Ingrid Merckx  • 4 septembre 2008 abonné·es

Le 28 août, le ministre de l’Éducation, Xavier Darcos, a assuré que la rentrée se passerait « tout à fait normalement ». Est-ce votre impression ?

Jean-Jacques Hazan : Comment le ministre peut-il annoncer une rentrée « tranquille » avec 11 200 postes en moins dans l’Éducation ? Non seulement on ne crée pas de postes dans le 1er degré alors que les effectifs croissent, mais on annonce 6 000 postes en moins pour la rentrée 2009. Dans le secondaire, plus de 8 000 postes sont supprimés dès cette rentrée, et 5 000 ont été convertis en heures ­supplémentaires. Mais comment compresser un volume de près de 400 000 heures d’enseignements en 100 000 heures supplémentaires ? Dans certains établissements, la dotation horaire globale passe grâce à plus de 10 % d’heures supplémentaires. Si chaque enseignant en faisait une (obligatoire), ça représenterait 6 %. Que se passe-t-il pour les autres ? Et comment les répartir ? Et puis les besoins d’heures sup ne sont pas les mêmes dans toutes les matières. Nous n’avons pas encore de retombées par établissement pour cette rentrée, mais certains ont déjà prévu que les remplaçants couvriront les heures non pourvues. Nous aurons rapidement une vision plus claire de la situation : quand tous les inscrits ne pourront pas rentrer dans une classe, quand des élèves de 3 ans n’auront pas été inscrits, quand les parents découvriront des suppressions de classes, quand les emplois du temps en collèges et lycées ne seront pas complets parce qu’il manquera des enseignants pour assurer les cours… Sans compter les conséquences de l’arrêt de la sectorisation et celles du plan de réorganisation du temps scolaire, qui n’a pas été préparé. Alors, dire que le climat n’est pas tendu…
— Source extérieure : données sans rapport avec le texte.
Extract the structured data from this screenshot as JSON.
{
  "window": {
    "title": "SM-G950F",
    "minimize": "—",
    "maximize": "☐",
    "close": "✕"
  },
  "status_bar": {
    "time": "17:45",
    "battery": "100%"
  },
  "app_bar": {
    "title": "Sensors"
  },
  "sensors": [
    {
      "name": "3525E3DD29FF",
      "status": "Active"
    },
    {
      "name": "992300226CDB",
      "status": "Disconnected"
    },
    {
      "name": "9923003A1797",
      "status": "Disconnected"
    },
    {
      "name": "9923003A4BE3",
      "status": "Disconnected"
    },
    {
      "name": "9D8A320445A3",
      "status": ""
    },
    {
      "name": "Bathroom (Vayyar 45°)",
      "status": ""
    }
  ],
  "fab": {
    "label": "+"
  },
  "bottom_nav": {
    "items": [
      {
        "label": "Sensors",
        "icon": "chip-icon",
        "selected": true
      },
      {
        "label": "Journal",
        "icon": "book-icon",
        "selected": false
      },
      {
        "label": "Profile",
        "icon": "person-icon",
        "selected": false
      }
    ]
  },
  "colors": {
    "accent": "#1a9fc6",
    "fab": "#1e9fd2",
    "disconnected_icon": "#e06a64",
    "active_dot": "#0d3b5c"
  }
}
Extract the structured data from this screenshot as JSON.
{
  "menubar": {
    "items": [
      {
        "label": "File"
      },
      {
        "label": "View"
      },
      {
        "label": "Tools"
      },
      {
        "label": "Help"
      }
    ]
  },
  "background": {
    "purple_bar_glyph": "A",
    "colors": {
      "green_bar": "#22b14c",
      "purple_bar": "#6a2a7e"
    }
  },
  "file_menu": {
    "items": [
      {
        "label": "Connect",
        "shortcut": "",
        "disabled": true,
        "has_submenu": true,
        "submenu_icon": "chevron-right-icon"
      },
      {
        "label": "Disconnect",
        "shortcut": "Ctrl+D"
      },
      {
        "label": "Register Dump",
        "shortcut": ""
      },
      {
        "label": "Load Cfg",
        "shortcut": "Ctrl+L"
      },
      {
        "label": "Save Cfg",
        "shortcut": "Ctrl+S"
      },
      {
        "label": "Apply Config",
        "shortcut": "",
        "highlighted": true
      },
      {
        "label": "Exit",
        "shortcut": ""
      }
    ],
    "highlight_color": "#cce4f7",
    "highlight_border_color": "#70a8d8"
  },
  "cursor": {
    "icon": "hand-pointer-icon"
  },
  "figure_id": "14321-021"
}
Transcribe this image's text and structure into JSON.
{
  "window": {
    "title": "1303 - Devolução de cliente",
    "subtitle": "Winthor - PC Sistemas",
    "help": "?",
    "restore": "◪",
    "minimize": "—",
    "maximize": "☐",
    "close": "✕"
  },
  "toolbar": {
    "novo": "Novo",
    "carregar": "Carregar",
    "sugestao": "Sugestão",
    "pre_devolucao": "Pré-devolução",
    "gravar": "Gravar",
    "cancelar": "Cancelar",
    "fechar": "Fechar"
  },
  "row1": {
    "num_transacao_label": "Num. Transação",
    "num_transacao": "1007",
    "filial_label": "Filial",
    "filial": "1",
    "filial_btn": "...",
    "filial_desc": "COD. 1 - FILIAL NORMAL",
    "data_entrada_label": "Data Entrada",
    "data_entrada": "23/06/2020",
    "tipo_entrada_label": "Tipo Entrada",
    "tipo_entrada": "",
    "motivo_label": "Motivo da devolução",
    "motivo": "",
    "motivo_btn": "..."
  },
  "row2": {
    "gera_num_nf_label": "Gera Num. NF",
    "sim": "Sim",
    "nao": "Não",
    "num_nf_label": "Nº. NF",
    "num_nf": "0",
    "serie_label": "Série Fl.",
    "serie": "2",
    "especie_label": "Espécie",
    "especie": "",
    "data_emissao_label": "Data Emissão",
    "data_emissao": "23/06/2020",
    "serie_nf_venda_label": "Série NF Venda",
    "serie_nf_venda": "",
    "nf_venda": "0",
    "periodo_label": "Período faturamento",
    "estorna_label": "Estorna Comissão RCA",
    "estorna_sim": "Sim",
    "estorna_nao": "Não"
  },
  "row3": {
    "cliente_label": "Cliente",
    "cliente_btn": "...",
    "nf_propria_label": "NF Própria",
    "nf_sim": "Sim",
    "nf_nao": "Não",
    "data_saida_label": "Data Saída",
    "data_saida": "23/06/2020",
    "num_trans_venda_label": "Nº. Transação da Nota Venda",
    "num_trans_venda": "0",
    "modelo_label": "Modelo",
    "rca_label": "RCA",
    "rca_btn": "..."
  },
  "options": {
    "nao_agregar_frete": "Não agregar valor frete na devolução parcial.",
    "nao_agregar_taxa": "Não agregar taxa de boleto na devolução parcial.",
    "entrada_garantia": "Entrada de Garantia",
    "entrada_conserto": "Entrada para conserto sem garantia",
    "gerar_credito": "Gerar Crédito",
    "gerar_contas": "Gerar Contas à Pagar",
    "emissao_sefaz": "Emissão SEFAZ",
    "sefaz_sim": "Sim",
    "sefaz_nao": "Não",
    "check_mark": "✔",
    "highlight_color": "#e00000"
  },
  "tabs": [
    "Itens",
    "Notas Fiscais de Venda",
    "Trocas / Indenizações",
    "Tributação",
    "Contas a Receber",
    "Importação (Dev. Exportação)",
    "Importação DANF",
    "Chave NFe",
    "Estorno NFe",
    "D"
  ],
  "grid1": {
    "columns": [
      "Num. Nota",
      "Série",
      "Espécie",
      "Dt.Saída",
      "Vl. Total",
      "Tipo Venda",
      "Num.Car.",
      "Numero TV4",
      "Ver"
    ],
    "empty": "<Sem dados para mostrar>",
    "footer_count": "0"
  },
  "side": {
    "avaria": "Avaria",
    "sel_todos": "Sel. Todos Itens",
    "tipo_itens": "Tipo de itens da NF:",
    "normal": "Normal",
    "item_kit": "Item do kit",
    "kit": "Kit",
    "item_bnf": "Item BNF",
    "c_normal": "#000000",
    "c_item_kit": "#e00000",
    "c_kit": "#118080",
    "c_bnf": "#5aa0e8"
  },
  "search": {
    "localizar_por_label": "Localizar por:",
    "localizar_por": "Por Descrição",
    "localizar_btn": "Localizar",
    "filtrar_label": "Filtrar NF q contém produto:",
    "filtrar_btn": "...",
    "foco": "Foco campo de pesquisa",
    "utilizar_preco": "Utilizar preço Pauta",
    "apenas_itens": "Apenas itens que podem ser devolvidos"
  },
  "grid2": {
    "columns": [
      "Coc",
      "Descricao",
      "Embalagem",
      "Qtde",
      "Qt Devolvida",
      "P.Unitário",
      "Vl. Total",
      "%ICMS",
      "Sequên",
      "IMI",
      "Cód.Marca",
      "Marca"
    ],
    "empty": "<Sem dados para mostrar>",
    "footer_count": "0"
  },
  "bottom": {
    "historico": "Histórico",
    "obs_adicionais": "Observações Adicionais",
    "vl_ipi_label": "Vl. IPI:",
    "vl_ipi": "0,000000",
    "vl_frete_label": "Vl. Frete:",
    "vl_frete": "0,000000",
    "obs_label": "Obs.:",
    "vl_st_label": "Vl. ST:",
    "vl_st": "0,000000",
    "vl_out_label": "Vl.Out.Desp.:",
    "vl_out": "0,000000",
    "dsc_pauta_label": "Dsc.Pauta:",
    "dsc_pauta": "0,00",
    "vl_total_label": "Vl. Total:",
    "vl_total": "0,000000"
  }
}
Pour la première fois depuis quinze ans, le ministère n’a publié aucune prévision récente des effectifs pour préparer la rentrée. Comment l’expliquer ?

Ce ministère est, depuis un moment, en retard de trois mois sur la publication des circulaires. Notamment celle concernant la semaine de quatre jours : aujourd’hui, les maires demandent encore un report de cette mesure et un moratoire d’une année sur la réforme des programmes de primaire.

Comment le ministre peut-il maintenir l’argument de la baisse démographique pour justifier les suppressions de postes quand tout le monde anticipe une prochaine explosion des effectifs ?
La démographie scolaire globale n’est pas très différente d’une année sur l’autre : en augmentation, elle suit à peu près la courbe démographique de la France. Mais il y a surtout des années qui ont été très creuses (1996 à 1998) et d’autres bien plus riches (2000 à 2003). Sur du très long terme, les chiffres s’équilibrent. Et si, aujourd’hui, il y a de plus en plus d’enfants dans le ­primaire, ils seront mathématiquement de plus en plus nombreux dans les collèges d’ici quatre ou cinq ans. Le discours du ministre est en contradiction avec la réalité.

24 organisations se sont réunies le 28 août pour décider d’un plan d’action pendant l’année. Comment se positionne la FCPE dans cet ensemble ?

Ce rassemblement regroupe les principaux syndicats, les étudiants, les lycéens, les mouvements pédagogiques, les mouvements d’éducation populaire et la FCPE. On lance une grande campagne d’opinion sur l’école. L’année dernière, la bataille a été d’autant plus rude que le gouvernement avait tous les indicateurs au positif. Cette tendance s’inverse, et les enseignants et parents d’élèves en ont assez d’un ministère qui refuse tout dialogue. La FCPE continue à jouer son rôle : elle s’est battue sur le poids des cartables et l’hygiène dans les toilettes. Elle se bat pour défendre les conditions de travail des élèves, la manière dont on les considère, le contenu des programmes et le fonctionnement de l’école. Mais elle change d’échelle, c’est vrai, en abordant des questions plus politiques, au sens large du terme. L’heure est à une mobilisation unitaire. Cela va-t-il durer ? Les élections professionnelles de décembre pourraient provoquer une division qui arrangerait bien le ministre. En attendant, ça remue dans les rangs. Non sans conséquence : nous avons appris cet été que le gouvernement baissait son aide à la FCPE en supprimant ses cinq postes de profs mis à disposition.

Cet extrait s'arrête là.